Add a `web_search` object to your router variant. When a request is routed to that variant, the router injects a search tool, lets the LLM call it in a loop, and returns a grounded answer with `url_citation` annotations.

| Parameter     | Type     | Default | Description                                                          |
| ------------- | -------- | ------- | -------------------------------------------------------------------- |
| `engine`      | `string` | `exa`   | Options: `exa`, `google`, `native` (uses model's built-in grounding) |
| `max_results` | `int`    | `3`     | Number of search results returned per step (1–20)                    |
| `max_steps`   | `int`    | `1`     | Maximum tool-call rounds before final synthesis (1–5)                |

```json Variant configuration theme={"system"}
{
  "variant_id": "search-grounded",
  "model_id": "openai/gpt-4o",
  "web_search": {
    "engine": "exa",
    "max_results": 5,
    "max_steps": 2
  }
}
```

**How it works:**

1. The router injects a search tool and sends the request to the LLM.
2. The LLM calls the search tool with a query.
3. The search engine returns results, which are injected back into the conversation.
4. Steps 2–3 repeat up to `max_steps` times.
5. The LLM synthesizes a final answer with `url_citation` annotations.

## Native web search

Add `web_search_options` to your router variant to use a provider's built-in search grounding. This skips the tool-calling loop entirely — the provider handles search internally.

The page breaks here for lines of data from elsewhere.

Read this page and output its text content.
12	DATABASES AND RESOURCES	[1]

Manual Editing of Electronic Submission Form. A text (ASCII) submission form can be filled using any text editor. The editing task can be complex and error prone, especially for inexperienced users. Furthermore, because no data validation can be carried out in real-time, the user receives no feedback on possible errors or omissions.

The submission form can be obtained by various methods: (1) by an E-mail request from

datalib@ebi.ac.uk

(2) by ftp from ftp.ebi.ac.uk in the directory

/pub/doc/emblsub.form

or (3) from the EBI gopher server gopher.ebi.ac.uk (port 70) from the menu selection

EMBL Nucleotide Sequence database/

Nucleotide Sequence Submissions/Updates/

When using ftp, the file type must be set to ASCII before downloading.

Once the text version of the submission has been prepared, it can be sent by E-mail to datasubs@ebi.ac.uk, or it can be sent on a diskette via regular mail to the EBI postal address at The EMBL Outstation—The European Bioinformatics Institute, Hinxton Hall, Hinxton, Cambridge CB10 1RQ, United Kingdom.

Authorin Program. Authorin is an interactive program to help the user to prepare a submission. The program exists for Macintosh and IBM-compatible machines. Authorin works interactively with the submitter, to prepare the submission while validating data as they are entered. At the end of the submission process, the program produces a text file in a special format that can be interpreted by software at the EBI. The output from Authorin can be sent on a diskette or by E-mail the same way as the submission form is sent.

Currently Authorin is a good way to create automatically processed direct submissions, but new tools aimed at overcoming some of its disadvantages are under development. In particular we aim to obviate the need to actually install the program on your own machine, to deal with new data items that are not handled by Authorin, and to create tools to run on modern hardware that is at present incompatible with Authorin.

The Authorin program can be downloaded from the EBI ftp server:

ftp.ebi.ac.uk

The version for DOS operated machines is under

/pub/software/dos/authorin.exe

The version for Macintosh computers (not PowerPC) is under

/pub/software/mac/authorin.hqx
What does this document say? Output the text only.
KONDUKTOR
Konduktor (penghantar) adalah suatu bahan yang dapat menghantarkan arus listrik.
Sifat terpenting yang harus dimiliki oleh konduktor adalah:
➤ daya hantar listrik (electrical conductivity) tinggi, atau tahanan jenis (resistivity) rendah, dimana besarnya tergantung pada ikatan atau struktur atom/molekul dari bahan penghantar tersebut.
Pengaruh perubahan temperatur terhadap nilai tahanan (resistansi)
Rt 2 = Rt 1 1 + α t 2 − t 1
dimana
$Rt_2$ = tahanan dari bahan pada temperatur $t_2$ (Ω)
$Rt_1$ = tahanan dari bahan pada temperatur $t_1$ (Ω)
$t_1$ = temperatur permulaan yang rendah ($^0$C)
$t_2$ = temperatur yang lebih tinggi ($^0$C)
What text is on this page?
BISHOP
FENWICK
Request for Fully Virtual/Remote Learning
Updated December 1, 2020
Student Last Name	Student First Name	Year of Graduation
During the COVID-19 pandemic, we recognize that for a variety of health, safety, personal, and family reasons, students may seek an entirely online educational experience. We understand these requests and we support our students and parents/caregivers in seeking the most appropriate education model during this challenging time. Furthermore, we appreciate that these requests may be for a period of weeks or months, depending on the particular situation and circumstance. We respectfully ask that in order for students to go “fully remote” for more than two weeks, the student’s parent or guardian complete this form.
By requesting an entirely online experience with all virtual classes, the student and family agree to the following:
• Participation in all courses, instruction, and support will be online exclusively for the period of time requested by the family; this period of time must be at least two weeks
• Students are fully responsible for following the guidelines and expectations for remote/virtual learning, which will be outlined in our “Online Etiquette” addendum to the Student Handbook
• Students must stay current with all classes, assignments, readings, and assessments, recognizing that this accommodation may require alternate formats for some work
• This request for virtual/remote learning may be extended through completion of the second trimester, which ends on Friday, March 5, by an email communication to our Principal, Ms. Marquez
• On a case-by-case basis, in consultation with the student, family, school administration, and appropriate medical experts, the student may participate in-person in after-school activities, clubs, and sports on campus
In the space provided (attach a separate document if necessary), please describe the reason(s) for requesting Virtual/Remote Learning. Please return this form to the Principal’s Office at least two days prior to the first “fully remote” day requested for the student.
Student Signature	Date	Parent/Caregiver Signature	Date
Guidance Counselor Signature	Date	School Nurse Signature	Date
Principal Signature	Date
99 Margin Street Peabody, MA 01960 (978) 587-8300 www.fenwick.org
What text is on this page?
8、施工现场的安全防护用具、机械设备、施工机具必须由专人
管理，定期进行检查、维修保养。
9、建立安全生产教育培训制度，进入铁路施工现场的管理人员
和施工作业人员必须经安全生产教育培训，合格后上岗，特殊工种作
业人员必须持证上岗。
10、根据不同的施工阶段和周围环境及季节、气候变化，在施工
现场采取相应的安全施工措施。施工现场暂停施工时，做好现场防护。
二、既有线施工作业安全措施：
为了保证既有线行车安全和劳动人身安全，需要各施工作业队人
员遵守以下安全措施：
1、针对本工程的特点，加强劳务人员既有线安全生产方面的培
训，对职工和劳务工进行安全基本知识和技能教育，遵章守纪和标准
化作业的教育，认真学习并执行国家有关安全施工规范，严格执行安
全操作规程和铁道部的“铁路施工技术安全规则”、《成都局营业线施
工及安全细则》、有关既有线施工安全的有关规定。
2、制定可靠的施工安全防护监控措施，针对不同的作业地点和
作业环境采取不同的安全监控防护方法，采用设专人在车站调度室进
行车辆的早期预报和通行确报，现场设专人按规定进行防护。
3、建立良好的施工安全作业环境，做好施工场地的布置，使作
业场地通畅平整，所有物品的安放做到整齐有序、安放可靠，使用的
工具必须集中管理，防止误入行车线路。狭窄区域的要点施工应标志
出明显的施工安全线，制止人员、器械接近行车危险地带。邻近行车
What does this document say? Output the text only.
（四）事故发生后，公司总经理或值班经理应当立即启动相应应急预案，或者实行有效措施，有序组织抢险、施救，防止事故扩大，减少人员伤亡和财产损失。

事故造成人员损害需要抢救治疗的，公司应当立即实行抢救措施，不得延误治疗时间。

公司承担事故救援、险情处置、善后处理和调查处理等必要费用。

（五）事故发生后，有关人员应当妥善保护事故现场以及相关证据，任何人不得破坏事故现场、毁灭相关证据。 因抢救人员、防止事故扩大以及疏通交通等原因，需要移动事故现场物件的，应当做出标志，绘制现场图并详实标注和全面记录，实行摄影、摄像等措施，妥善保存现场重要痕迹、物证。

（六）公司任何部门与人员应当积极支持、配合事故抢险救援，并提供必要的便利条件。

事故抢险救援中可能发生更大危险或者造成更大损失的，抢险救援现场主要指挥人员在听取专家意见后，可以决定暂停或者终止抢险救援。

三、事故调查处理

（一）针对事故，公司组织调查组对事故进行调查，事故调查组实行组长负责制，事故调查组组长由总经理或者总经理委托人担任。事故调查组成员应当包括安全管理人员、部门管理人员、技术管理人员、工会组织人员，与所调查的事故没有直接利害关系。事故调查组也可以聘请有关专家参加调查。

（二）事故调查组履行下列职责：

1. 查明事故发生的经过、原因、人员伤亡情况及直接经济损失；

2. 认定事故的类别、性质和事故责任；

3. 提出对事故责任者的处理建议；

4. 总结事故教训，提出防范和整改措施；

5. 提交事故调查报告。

| Parameter             | Type     | Default    | Description                                                |
| --------------------- | -------- | ---------- | ---------------------------------------------------------- |
| `search_context_size` | `string` | `"medium"` | Amount of search context: `"low"`, `"medium"`, or `"high"` |

```json Variant configuration theme={"system"}
{
  "variant_id": "native-search",
  "model_id": "openai/gpt-4o-search-preview",
  "web_search_options": {
    "search_context_size": "high"
  }
}
```

Supported providers: **OpenAI** (search models only, e.g. `gpt-4o-search-preview`), **Anthropic**, **Google / Vertex AI**, and **Groq**.

## Per-request web search

You can also pass `web_search` or `web_search_options` directly on a chat completion request instead of configuring it on a variant. The fields and values are the same as above.

<Tip>
  Both fields can be passed at the top level of the request body or inside `extra_body` for OpenAI SDK compatibility.
</Tip>

## Citations & streaming

Assistant messages may include OpenAI-style **`annotations`** (e.g. `type: "url_citation"` with `url`, `title`, `content`).

With **`stream: true`**, annotations are delivered on the **last** SSE chunk, alongside `finish_reason`.